Политическая жизнь в столице Веймарской республики в ту пору бурлила и фонтанировала. Склонный к левым идеям, весьма популярным тогда в Западной Европе, Ян вступил сначала в Социалистическую, затем в Коммунистическую партию Германии, проявив себя как убежденный антифашист. После завершения учебы ему предстояло возвращаться в Румынию. Не желая оставаться вне политической борьбы, он обратился к влиятельному немецкому товарищу с просьбой связать его с румынскими коммунистами. Эдгар, так звали немецкого товарища, предложил другой вариант: познакомить с человеком из новой России. Ян охотно согласился на встречу с представителем страны, которая, по его мнению, могла дать твердый отпор поднимавшему голову фашизму. Матиас спросил: «Правда, что вы знаете не то шесть, не то семь языков?» «Но не все в равной степени, — скромно улыбнулся Ян. — Однако по-немецки и по-английски говорю свободно». «А еще рассказывают, что, прочитав страницу текста, вы запоминаете его до последней запятой». «Десять страниц», — уточнил Ян. Советская военная разведка остро нуждалась в образованных, убежденных в правоте своего дела кадрах, владевших языками, как и манерами, которые не выделяли бы их носителей из среды западноевропейских обывателей. Разведупр нес необязательные потери, терпел досадные провалы исключительно по причине низкой квалификации значительной части своих нелегалов. Эту тенденцию предстояло переломить, причем срочно. Вот почему Центр был кровно заинтересован в притоке свежих сил, обладавших необходимыми для разведчика качествами. Наконец, Матиас перешел к сути дела. Яна не пришлось долго уговаривать, он фактически сам созрел для того, чтобы работать секретным агентом Москвы. Молодой резидент По возвращении домой Черняка призвали в румынскую армию. Добившись направления в школу сержантов, Ян после ее окончания занял место писаря в артиллерийском полку, получив доступ к секретным документам, сведения о которых он передавал своему куратору через девушку-связника. Но вскоре румынская контрразведка выследила и арестовала ее. Мужественная подпольщица не выдала Яна, однако канал связи был прерван. Через год, после демобилизации, Ян снова уехал в Берлин, где восстановил прерванные контакты с советской военной разведкой и где вскоре получил свое первое самостоятельное задание, а также кодовое имя «Джен». Ему поручили создать агентурную сеть по добыванию секретной информации военно-промышленного характера.

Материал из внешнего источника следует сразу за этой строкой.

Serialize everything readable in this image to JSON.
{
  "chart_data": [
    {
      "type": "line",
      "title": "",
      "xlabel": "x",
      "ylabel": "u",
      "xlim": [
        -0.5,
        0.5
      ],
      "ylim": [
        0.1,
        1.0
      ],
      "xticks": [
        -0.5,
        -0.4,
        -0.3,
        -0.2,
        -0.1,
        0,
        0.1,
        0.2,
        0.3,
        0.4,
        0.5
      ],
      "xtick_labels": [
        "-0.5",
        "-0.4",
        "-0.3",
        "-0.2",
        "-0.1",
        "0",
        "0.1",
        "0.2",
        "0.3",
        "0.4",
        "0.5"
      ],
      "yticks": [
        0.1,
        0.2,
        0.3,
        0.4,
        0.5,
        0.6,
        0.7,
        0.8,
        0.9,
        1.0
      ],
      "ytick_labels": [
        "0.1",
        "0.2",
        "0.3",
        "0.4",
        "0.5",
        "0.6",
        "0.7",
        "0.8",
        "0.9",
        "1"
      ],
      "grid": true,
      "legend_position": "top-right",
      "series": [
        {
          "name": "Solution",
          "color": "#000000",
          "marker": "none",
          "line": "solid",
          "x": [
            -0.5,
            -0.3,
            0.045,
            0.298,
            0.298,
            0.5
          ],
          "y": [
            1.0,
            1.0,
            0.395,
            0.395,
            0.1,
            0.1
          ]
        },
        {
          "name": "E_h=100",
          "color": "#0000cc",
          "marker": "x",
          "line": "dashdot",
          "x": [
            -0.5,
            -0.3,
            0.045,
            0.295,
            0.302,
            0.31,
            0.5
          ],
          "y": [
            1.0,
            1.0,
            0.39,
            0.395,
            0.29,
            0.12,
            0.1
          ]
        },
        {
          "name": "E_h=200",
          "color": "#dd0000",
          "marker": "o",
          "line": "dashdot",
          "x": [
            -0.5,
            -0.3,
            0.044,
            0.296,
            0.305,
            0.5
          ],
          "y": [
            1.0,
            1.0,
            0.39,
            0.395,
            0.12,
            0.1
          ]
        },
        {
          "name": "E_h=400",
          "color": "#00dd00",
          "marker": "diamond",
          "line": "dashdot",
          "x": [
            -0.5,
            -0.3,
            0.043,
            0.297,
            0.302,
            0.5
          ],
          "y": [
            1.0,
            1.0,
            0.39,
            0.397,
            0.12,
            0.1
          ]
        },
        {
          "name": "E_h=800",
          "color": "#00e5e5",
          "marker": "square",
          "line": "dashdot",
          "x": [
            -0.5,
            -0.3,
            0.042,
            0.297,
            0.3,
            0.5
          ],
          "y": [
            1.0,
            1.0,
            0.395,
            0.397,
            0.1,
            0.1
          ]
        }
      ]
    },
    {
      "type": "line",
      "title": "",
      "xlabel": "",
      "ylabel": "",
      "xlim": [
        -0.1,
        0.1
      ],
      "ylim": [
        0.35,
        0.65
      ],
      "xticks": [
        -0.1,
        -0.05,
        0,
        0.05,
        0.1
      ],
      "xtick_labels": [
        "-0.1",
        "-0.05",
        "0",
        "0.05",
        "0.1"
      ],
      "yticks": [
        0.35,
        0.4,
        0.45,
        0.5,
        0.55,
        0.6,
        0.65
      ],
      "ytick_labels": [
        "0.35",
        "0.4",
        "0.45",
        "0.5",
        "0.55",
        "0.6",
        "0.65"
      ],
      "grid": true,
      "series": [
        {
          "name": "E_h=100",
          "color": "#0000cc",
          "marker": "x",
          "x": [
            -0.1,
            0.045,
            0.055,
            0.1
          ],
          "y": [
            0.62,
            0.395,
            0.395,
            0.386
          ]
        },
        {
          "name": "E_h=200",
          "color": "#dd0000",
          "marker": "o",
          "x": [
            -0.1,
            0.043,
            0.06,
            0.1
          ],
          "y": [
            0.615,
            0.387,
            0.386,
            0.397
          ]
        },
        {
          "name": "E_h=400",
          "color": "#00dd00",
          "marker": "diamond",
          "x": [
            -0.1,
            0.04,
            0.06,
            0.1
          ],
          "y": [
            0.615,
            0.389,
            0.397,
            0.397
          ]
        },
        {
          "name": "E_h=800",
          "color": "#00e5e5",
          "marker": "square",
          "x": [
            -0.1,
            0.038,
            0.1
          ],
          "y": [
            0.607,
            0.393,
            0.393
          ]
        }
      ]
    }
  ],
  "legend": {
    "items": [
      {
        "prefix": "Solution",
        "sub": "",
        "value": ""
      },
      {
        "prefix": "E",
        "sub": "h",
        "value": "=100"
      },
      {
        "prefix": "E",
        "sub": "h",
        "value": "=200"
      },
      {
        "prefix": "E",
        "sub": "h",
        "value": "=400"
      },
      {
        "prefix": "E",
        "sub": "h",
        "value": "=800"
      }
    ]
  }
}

В ту пору возможности советской военной разведки, как кадровые, так и финансовые, были весьма ограничены, и многие наши резиденты вынужденно вербовали агентов из числа членов местных компартий и политэмигрантов, которые, как правило, готовы были работать бескорыстно. Но тут таилась опасность, ибо в среде левых сил активно действовала местная контрразведка, внедряя в ряды борцов за светлое будущее своих агентов и осведомителей. Не удивительно, что громкие провалы наших разведывательных ячеек следовали один за другим. Москва неоднократно строго-настрого запрещала нашим резидентам вербовать местных коммунистов. Но резиденты, стесненные в средствах, продолжали действовать в прежнем ключе, ибо найти других агентов, кроме как среди зарубежных единомышленников, было попросту нереально. И уж тут многое зависело от личности самого резидента, его интуиции, умения разбираться в людях, способности обучать своих помощников правилам «тайной войны». Вот и Черняк, невзирая на запреты, прибег к тем же методам, делая, однако, упор на строгом соблюдении дисциплины. Позднее он так вспоминал об этом: «Я не нарушал правил конспирации. Всегда помнил, чем может закончиться для меня встреча с контрразведкой. А поэтому никогда не посещал публичные дома, спортивные мероприятия, где часто проводились облавы и проверки документов, не нарушал местных законов, чтобы не привлекать к себе никакого внимания. Этому же учил своих помощников». Затем добавлял: «Разведчику, кроме всего прочего, нужно еще и обыкновенное везение». Уже первые месяцы его работы показали, что «Джен» — прирожденный резидент, способный создать сплоченную команду, что называется, на пустом месте. От его группы в Центр потекла информация о разработках для вермахта новейших образцов вооружений и боеприпасов, о темпах внедрения этих новинок в производство, о союзнических связях нацистов по линии военных поставок.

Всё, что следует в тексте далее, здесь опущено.